The history of Barrio de las Letras -or “writer’s district”- where Medialab Prado is currently located, is another key facet. The scientific institutions of the 18th Century were responsible for the first major developmental push in Madrid, which then led to the expansion of Barrio de las Letras. During this time, the city witnessed the construction of the Botanical Garden, the Astronomical Observatory, the Academy of the Sciences (which now houses the Prado Museum) and the General Hospital (currently housing the Reina Sofía Museum) and the “Gabinet de Máquinas” a demolished Industrial Engineering museum from that era and situated quite close to the old Army Museum. All of this frantic building activity took place in less than 3 decades. MediaLab Prado´s new location in the Serrería Belga, an old abandoned industrial building, is another telling metaphor of an industrial era that left so many urban carcasses in its wake.

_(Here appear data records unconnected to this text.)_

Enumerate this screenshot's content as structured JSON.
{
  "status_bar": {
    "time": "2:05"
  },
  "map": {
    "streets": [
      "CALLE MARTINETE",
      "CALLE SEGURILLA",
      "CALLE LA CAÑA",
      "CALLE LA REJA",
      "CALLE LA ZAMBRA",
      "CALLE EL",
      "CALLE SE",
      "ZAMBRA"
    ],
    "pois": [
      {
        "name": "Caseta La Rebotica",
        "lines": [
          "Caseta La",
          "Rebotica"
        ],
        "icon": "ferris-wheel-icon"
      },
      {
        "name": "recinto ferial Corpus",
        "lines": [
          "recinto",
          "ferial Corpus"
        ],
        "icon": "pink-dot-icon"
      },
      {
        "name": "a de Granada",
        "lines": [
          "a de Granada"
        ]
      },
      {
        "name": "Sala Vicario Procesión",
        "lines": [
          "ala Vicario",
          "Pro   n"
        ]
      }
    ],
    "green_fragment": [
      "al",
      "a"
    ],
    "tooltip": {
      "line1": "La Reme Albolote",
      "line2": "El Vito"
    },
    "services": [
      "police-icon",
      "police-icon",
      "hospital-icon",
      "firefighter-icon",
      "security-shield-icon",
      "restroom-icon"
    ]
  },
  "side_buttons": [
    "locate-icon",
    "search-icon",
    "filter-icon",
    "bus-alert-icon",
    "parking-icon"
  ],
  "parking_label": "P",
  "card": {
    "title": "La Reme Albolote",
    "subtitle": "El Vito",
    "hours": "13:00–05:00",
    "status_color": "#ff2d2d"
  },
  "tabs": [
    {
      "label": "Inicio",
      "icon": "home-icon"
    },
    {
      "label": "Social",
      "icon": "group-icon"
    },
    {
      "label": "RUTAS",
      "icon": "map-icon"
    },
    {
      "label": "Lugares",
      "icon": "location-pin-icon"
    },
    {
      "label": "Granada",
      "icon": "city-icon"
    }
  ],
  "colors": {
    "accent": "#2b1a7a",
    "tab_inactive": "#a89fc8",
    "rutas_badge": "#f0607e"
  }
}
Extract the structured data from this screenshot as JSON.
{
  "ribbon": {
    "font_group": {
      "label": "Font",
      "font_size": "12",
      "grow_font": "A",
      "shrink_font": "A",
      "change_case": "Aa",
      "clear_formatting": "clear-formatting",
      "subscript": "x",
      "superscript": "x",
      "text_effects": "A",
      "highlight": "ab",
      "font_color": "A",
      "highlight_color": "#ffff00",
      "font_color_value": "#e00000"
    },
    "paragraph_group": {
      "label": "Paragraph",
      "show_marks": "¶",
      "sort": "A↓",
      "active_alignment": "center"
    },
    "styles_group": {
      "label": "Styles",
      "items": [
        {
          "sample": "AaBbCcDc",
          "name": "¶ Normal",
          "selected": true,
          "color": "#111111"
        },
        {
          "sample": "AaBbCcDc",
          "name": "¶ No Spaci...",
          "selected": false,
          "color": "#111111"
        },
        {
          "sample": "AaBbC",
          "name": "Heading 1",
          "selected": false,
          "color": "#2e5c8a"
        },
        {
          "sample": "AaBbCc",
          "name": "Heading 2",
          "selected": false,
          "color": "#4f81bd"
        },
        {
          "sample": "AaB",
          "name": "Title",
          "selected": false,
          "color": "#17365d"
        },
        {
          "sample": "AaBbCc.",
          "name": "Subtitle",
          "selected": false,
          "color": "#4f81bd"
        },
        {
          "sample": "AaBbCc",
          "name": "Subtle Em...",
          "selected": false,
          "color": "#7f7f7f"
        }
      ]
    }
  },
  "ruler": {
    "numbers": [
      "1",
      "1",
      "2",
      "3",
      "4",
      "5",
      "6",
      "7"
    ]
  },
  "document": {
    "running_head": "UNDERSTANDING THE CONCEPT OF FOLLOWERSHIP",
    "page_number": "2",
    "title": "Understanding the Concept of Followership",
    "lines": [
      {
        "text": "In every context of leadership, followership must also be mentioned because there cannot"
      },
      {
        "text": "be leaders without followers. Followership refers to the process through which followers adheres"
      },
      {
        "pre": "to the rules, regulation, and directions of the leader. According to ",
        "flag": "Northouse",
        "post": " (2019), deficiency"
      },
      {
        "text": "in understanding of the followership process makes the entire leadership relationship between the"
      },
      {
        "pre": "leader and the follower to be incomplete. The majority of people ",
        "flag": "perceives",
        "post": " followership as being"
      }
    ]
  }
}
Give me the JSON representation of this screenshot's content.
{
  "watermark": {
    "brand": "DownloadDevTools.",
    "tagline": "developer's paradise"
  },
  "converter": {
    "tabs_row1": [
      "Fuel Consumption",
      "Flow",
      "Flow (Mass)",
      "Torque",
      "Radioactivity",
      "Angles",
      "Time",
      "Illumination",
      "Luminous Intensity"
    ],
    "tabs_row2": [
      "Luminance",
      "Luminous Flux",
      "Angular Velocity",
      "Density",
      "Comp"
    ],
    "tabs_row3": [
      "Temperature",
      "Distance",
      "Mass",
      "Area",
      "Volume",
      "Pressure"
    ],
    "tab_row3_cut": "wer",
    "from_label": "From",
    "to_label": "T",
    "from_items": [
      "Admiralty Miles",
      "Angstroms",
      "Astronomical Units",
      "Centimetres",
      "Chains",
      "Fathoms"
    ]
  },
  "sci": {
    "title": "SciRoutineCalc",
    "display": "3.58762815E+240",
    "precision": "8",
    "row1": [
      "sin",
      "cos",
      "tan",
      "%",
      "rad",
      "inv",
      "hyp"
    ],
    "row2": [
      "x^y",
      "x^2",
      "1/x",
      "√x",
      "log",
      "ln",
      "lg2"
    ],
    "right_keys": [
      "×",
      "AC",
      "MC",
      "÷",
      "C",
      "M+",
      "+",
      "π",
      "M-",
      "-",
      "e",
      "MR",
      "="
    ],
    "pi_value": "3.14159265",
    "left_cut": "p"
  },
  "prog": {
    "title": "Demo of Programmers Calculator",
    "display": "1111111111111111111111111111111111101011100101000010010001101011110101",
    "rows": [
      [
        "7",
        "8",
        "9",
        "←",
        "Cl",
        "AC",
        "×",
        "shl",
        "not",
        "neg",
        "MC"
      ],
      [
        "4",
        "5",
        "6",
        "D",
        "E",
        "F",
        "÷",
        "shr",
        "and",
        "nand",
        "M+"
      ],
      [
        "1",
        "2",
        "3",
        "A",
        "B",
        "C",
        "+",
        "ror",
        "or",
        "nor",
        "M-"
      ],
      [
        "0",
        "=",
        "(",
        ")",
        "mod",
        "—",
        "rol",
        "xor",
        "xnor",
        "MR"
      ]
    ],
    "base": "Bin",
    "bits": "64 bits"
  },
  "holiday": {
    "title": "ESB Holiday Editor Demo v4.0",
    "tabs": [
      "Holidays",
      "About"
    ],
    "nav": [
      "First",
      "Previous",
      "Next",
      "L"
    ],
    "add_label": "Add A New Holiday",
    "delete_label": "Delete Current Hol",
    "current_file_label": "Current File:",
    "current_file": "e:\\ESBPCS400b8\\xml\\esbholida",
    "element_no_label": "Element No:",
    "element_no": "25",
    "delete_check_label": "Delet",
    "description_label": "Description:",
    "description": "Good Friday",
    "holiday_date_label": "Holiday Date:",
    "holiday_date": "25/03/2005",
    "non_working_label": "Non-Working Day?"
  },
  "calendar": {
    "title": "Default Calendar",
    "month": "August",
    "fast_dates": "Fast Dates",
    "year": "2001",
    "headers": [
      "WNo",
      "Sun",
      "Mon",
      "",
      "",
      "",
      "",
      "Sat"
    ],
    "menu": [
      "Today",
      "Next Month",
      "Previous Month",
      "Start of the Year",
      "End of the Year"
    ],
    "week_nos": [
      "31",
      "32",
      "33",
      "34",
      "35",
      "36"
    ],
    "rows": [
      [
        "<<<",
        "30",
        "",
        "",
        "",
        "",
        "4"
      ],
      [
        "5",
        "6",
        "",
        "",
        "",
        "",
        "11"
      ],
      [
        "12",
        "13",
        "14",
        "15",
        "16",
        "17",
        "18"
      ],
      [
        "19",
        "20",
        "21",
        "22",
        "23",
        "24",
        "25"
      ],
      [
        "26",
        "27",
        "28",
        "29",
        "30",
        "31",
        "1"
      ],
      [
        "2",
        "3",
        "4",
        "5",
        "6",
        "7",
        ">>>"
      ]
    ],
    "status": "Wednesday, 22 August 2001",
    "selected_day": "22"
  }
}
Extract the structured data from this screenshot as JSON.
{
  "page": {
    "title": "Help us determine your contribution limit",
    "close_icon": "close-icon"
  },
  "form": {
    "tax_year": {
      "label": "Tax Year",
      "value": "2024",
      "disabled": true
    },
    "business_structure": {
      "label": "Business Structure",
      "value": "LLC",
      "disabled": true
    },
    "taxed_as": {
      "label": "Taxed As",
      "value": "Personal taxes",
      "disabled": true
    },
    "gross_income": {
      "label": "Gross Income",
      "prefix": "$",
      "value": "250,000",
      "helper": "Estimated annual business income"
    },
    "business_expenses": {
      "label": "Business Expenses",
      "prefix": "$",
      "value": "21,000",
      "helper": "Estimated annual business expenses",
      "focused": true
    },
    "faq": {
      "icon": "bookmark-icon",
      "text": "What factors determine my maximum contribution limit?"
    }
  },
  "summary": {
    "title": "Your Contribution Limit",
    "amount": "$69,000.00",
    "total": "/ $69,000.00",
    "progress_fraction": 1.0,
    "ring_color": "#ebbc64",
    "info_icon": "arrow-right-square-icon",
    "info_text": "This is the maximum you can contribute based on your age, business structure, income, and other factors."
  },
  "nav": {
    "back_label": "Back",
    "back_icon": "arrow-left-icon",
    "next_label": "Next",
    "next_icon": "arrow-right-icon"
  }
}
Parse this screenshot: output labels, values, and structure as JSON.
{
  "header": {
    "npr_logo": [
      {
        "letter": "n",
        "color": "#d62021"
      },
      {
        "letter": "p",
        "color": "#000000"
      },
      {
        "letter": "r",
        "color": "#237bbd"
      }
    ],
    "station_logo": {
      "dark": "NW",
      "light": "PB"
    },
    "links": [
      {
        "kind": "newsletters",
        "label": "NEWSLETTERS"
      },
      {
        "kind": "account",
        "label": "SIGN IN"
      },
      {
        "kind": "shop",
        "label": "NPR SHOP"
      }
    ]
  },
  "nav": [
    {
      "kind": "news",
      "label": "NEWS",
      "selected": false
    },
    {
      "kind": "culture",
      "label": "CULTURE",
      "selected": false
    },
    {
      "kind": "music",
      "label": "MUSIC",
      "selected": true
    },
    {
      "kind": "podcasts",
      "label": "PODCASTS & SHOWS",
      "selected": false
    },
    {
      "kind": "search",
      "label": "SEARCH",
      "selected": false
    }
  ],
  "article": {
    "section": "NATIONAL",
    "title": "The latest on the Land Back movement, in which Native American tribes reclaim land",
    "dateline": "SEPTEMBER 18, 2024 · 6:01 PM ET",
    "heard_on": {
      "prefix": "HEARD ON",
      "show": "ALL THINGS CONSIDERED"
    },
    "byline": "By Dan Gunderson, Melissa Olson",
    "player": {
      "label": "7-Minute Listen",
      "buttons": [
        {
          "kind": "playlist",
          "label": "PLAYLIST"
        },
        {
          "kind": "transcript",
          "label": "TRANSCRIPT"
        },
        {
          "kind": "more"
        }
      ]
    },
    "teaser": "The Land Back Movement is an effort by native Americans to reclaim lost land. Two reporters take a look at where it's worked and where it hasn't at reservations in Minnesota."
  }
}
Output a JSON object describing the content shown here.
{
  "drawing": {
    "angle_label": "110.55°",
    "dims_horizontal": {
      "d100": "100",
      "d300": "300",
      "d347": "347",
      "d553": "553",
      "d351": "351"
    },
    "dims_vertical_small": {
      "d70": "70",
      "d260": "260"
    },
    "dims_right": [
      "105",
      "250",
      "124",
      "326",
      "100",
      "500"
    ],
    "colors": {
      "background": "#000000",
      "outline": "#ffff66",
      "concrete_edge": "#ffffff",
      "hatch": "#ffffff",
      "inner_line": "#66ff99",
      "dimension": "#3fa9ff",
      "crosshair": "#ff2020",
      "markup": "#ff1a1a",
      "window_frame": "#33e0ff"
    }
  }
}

In summary, the conversion of an old, abandoned, industrial space into an citizen innovation lab in the same area where literature and science flourished in centuries past, is a promising metaphor indeed. MediaLab Prado is one of the closest examples of the new Partner State proposed by Michel Bauwens, founder of the P2P Foundation. A State which guarantees the necessary space and resources to activate a P2P society’s collective intelligence for the improvement of the Commons.